The group also envisions a “gateway” commercial area at the entrance to the property from Route 1 that could combine a hotel and office space.
“It depends on how the market evolves,” Meister said. “It’s intended now to be office, but it could be a mix of office and retail or it could be something different.”
In the past, residents have raised concerns about increased traffic and the impact new housing would have on the school district — issues Meister says Howard Hughes is taking into consideration.
“We believe that this will not have a negative impact on traffic,” he said. “If anything, it’ll be positive because of the type of smart growth, mixed-use development that actually alleviates traffic over the long run by creating more compact and dense development with convenience access to housing, employment and retail opportunities.”
Meister says they’ve done preliminary traffic studies and have begun talks with NJ Transit about improved access to mass transit, like adding bus routes and connecting the complex to the Princeton Junction train station. He said there’s also space on the site for a potential new station.
As for the impact on the West Windsor-Plainsboro Regional School District, Meister says there is 32 acres set aside for a school should it be needed.
The nearly 10,000-student district completed a demographic study in 2013 that projected a net gain of 373 students by 2020-21, but this property was not included in the list of proposed new housing.
Of the district’s five West Windsor schools, the study says Maurice Hawk Elementary School and High School South are the only buildings where enrollment currently exceeds capacity. By 2020-21, Maurice Hawk, the closest school to the site, will exceed capacity.
During Tuesday’s school board meeting, Superintendent David Aderhold will be making a presentation about the impact of housing developments on the schools and addressing any questions about growth.

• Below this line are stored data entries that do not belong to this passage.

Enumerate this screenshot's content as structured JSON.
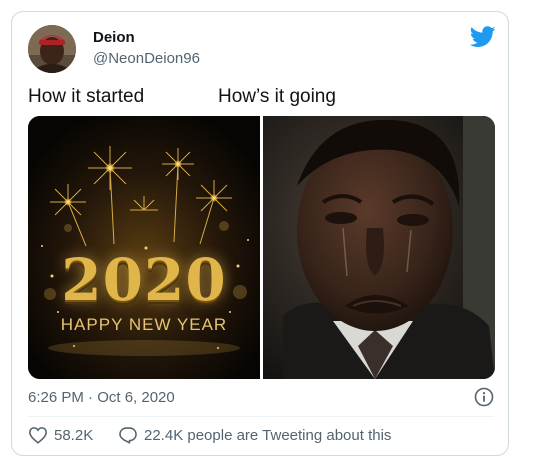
{
  "author": {
    "display_name": "Deion",
    "handle": "@NeonDeion96"
  },
  "captions": {
    "left": "How it started",
    "right": "How’s it going"
  },
  "media": {
    "left": {
      "year_text": "2020",
      "greeting_text": "HAPPY NEW YEAR"
    }
  },
  "meta": {
    "timestamp": "6:26 PM · Oct 6, 2020"
  },
  "actions": {
    "likes": "58.2K",
    "conversation": "22.4K people are Tweeting about this"
  },
  "colors": {
    "brand_blue": "#1d9bf0",
    "text_primary": "#0f1419",
    "text_secondary": "#536471",
    "border": "#cfd9de",
    "gold": "#e0b64a"
  },
  "icons": {
    "brand": "twitter-bird-icon",
    "info": "info-icon",
    "like": "heart-icon",
    "reply": "speech-bubble-icon"
  }
}
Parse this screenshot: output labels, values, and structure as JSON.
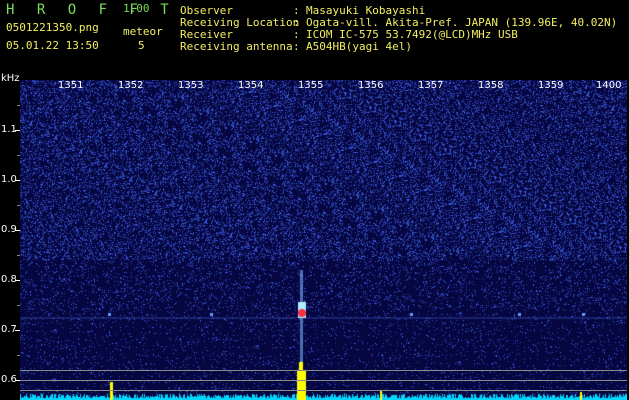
{
  "header": {
    "title": "H R O F F T",
    "version": "1.00",
    "file_name": "0501221350.png",
    "date_time": "05.01.22 13:50",
    "meteor_label": "meteor",
    "meteor_count": "5",
    "fields": [
      {
        "label": "Observer",
        "value": "Masayuki Kobayashi"
      },
      {
        "label": "Receiving Location",
        "value": "Ogata-vill. Akita-Pref. JAPAN (139.96E, 40.02N)"
      },
      {
        "label": "Receiver",
        "value": "ICOM IC-575 53.7492(@LCD)MHz USB"
      },
      {
        "label": "Receiving antenna",
        "value": "A504HB(yagi 4el)"
      }
    ],
    "separator": ":"
  },
  "axis": {
    "unit": "kHz",
    "time_ticks": [
      "1351",
      "1352",
      "1353",
      "1354",
      "1355",
      "1356",
      "1357",
      "1358",
      "1359",
      "1400"
    ],
    "freq_ticks": [
      "1.1",
      "1.0",
      "0.9",
      "0.8",
      "0.7",
      "0.6"
    ]
  },
  "colors": {
    "background": "#060640",
    "noise": "#3a5cff",
    "signal": "#ffff00",
    "spectrum": "#00d8ff",
    "meteor_core": "#ff3040"
  }
}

Meanwhile, the project’s next steps include a conceptual plan review by the planning board.
A date has not yet been set, but the planning board, township professionals and the public will all have an opportunity to ask questions and make comments, said Sam Surtees, who heads the Division of Land Use. He says there will be as many meetings as needed to accommodate everyone.
That would then be followed by rezoning, a process he says could take a while with the back-and-forth that’s required between the planning board and council.
Meister says the company doesn’t have a specific timeline in place, but anticipates that rezoning could take at least a year.
“The redevelopment area designation approach provides for more effective mixed-use, long-range planning and control … however there are other alternatives and each will be considered at the appropriate time,” Meister said.
Once approved, Howard Hughes would then have to apply for preliminary and final site plan approvals. Meister says construction would likely be done in three phases over a 15-year period.